The “My Culture Presentation” project had officially returned!
Students in Fuentes’ class created projects to show off their cultural heritage. The displays include family photos, traditions, information about the countries their families originated from, maps, and much more about each student’s culture and family history. Students get to learn more about where their families came from and then learn about their classmates’ history once it comes time to present.
“My students learn not only about their culture, they learn about their classmates’ cultural heritage as well,” Fuentes said. “Cultural heritage is deeply personal, but it is also a connection we all share; through connecting with your culture you connect more with those around you and we learn that we have a lot in common with each other.”
Fuentes first started the classroom project in 2014. While it was on hold during the pandemic due to COVID-19 restrictions, students welcomed its return.
“I really liked learning about each other’s cultures,” Isaias Rivera, a third-grade student, stated, joyfully.
“My favorite part was sharing my culture with students and parents.” Jazmine Siddiqui, a third-grade student, said.
This year students created projects that represented their heritage from Pakistan, Trinidad and Tobago, Columbia, Guatemala, El Salvador, and Mexico as well as African American and American roots.

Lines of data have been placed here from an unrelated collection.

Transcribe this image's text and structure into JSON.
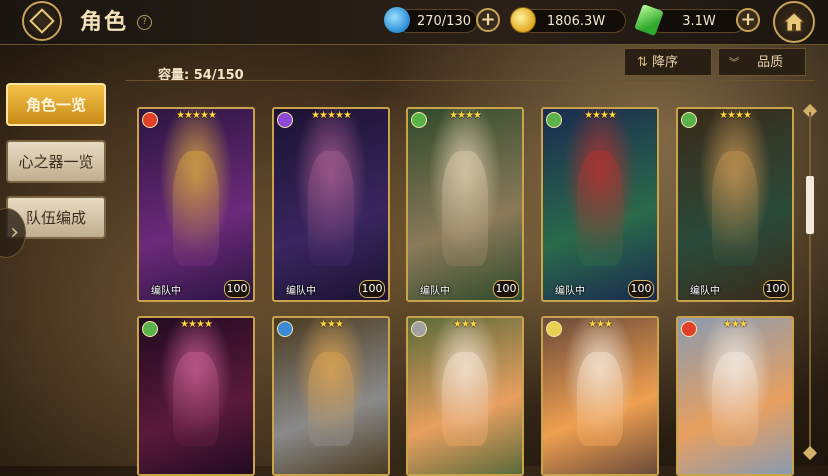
{
  "header": {
    "title": "角色",
    "help": "?",
    "resources": [
      {
        "name": "stamina",
        "icon": "blue-fish-icon",
        "value": "270/130",
        "color": "#3fb4ff"
      },
      {
        "name": "gold",
        "icon": "gold-coin-icon",
        "value": "1806.3W",
        "color": "#f2c133"
      },
      {
        "name": "crystal",
        "icon": "green-crystal-icon",
        "value": "3.1W",
        "color": "#46d14a"
      }
    ],
    "plus": "+"
  },
  "sort": {
    "order_label": "降序",
    "quality_label": "品质"
  },
  "capacity": "容量: 54/150",
  "tabs": [
    {
      "label": "角色一览",
      "active": true
    },
    {
      "label": "心之器一览",
      "active": false
    },
    {
      "label": "队伍编成",
      "active": false
    }
  ],
  "drawer_icon": "›",
  "cards": [
    {
      "stars": "★★★★★",
      "status": "编队中",
      "level": "100",
      "attribute": "fire",
      "attr_color": "#e0402a",
      "palette": [
        "#2a1540",
        "#6b2a7a",
        "#d0a040"
      ]
    },
    {
      "stars": "★★★★★",
      "status": "编队中",
      "level": "100",
      "attribute": "dark",
      "attr_color": "#8a4ad6",
      "palette": [
        "#1a1230",
        "#3a2660",
        "#a05a8a"
      ]
    },
    {
      "stars": "★★★★",
      "status": "编队中",
      "level": "100",
      "attribute": "wind",
      "attr_color": "#5ab24a",
      "palette": [
        "#2f4a2a",
        "#8a7a5a",
        "#d8c8a8"
      ]
    },
    {
      "stars": "★★★★",
      "status": "编队中",
      "level": "100",
      "attribute": "wind",
      "attr_color": "#5ab24a",
      "palette": [
        "#1a2a50",
        "#2a6a4a",
        "#b03030"
      ]
    },
    {
      "stars": "★★★★",
      "status": "编队中",
      "level": "100",
      "attribute": "wind",
      "attr_color": "#5ab24a",
      "palette": [
        "#3a2a1a",
        "#2a4a3a",
        "#c09050"
      ]
    },
    {
      "stars": "★★★★",
      "status": "",
      "level": "",
      "attribute": "wind",
      "attr_color": "#5ab24a",
      "palette": [
        "#200a20",
        "#5a1a3a",
        "#c05a8a"
      ]
    },
    {
      "stars": "★★★",
      "status": "",
      "level": "",
      "attribute": "water",
      "attr_color": "#3a8ad6",
      "palette": [
        "#4a3a20",
        "#8a8a8a",
        "#d8a050"
      ]
    },
    {
      "stars": "★★★",
      "status": "",
      "level": "",
      "attribute": "neutral",
      "attr_color": "#a0a0a0",
      "palette": [
        "#5a6a3a",
        "#e8a060",
        "#f0e0d0"
      ]
    },
    {
      "stars": "★★★",
      "status": "",
      "level": "",
      "attribute": "light",
      "attr_color": "#e8d050",
      "palette": [
        "#6a4a3a",
        "#f0a050",
        "#f0e0d0"
      ]
    },
    {
      "stars": "★★★",
      "status": "",
      "level": "",
      "attribute": "fire",
      "attr_color": "#e0402a",
      "palette": [
        "#8a9ab0",
        "#e8a060",
        "#f0e8e0"
      ]
    }
  ]
}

It was a welcomed learning experience.
“This connected learning opens doors for sharing and exploring the world while never really leaving the classroom,” Fuentes said.
The presentations have earned rave reviews over the years and have drawn visitors from parents to Rialto Unified School District staff, and a proud Preston Elementary School Principal Monica Radcliffe-Perez as they take a look at the students’ projects.
“Each year Mrs. Fuentes has her students work collaboratively with their families to explore and celebrate everything that is uniquely them,” Radcliffe-Perez said. “In doing this project, the students not only learn more about their own families and culture, but they also begin to embrace the commonalities they discover among their friends. Mrs. Fuentes’ room comes alive with the sights, sounds, and sometimes smells, of the student’s diverse cultural backgrounds and experiences. It is a celebration that we all share. The student’s smiles and enthusiasm last for days after.”